There is an old New Yorker cartoon that shows an angel bringing God a stack of petitions about wars, natural disasters and other calamities. God waves him off with a distracted, "Not now. I'm trying to help this guy make a free throw."

I've been thinking lately about prayers for the sick. My brother Kevin died of leukemia when he was 13. In those days, childhood leukemia was basically a death sentence. You lived 18 months and then you died. That was what happened with my brother.

Mother and Dad took Kevin to Lourdes, France, the summer after he got sick. The pilgrimage did not cure his illness, but it helped him to bear it. He is surely in heaven today. And God worked a miracle through his brief life.

Kevin was treated at Roswell Park Hospital in Buffalo, New York, about three hours from our home. He was sometimes there for weeks at a time, and Mother and Dad would stay at a hotel. But they noticed that some families, lacking the means to do that, slept in their cars or in hospital waiting rooms.

When Kevin died, Mother and Dad bought a house across the street from the hospital and set up a 501©(3) organization to care for such patients and their families. The Kevin Guest House was the first hospital hospitality house in America. Since it opened in 1972, more than 50,000 people have stayed there.

It became the inspiration for the Ronald McDonald Houses, begun two years later. Those have helped millions of families.

I think God answered our prayers for Kevin. Not by intervening in the natural order of things -- though he could have done that, as he did with Naaman the Syrian. Rather, his love made Kevin's short life a grace for those who knew him and a gift for the countless sick people whose families can now afford to stay by their side.

Of course, we siblings who survived Kevin live in constant dread of blood cancers whenever someone complains of swollen lymph nodes. And this summer, one of our daughters was diagnosed with Hodgkin lymphoma. She has been undergoing rounds of chemotherapy. And we have been assiduous about asking family and friends to pray for her.

It seems to be working so far. The PET scan last week showed the cancer in remission, and we have been rejoicing in a hopeful way.

Did God cure her? I'm not sure. But I am certain of one thing: From the time of her diagnosis, our daughter has been a model of Christian hope and courage.
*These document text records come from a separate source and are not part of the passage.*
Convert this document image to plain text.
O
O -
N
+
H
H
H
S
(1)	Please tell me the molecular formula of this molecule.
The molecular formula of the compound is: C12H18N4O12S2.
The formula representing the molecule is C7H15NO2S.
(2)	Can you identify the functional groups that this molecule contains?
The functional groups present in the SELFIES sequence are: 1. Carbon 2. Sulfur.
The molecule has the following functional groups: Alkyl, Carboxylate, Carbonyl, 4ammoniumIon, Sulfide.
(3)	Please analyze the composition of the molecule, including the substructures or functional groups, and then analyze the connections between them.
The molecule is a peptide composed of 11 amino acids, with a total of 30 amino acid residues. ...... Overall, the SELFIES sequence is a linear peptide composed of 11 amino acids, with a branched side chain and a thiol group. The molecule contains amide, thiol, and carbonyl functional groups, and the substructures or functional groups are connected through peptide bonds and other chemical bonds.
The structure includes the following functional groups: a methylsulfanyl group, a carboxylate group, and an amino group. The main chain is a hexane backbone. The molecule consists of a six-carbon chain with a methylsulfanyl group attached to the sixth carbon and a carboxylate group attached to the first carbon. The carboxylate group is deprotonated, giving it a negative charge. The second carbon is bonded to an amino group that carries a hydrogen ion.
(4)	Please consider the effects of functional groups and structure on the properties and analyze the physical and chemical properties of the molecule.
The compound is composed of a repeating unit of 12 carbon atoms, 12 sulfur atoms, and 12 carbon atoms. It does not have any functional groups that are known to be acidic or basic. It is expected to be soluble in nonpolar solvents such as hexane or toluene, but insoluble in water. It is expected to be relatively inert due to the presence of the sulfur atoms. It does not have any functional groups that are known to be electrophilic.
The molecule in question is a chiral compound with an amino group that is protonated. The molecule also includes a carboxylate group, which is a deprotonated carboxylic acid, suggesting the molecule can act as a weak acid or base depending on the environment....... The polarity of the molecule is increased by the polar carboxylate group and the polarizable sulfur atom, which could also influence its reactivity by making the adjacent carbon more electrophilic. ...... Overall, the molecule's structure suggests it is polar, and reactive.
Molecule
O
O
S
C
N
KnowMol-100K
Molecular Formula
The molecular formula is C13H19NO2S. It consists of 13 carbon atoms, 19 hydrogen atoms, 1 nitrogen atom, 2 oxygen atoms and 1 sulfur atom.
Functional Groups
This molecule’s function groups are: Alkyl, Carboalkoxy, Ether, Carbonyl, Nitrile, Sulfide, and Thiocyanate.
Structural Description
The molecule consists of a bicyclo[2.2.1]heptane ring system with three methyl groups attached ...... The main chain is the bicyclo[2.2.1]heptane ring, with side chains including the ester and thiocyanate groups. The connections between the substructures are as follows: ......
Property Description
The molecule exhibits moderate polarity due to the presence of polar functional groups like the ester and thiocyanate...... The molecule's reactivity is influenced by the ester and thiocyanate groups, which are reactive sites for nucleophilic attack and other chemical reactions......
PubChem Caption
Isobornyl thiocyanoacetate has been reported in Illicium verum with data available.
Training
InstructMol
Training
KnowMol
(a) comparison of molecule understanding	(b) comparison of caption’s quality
She has three daughters of her own. Her biggest challenge has been helping them manage their fears. When she told them the news, she said that God was going to keep them all really close to him and hold their hands through the ordeal.

One of my sisters (the one closest in age to Kevin) saw the hand of God in all this. Think how important it is to us parents, she said, to raise our children in the faith. Think of the work we do to that end -- praying, teaching, sharing the sacraments, sending them to Catholic school. What would you not give for the assurance of God's help in this endeavor?

Nothing our granddaughters will see in their young lives can equal the lesson in faith they are getting from this experience. The woman they love and admire most is showing them what God's grace means to her. That is testimony they are bound to believe. It's an answer to a prayer.



- Garvey is president of The Catholic University of America in Washington, D.C.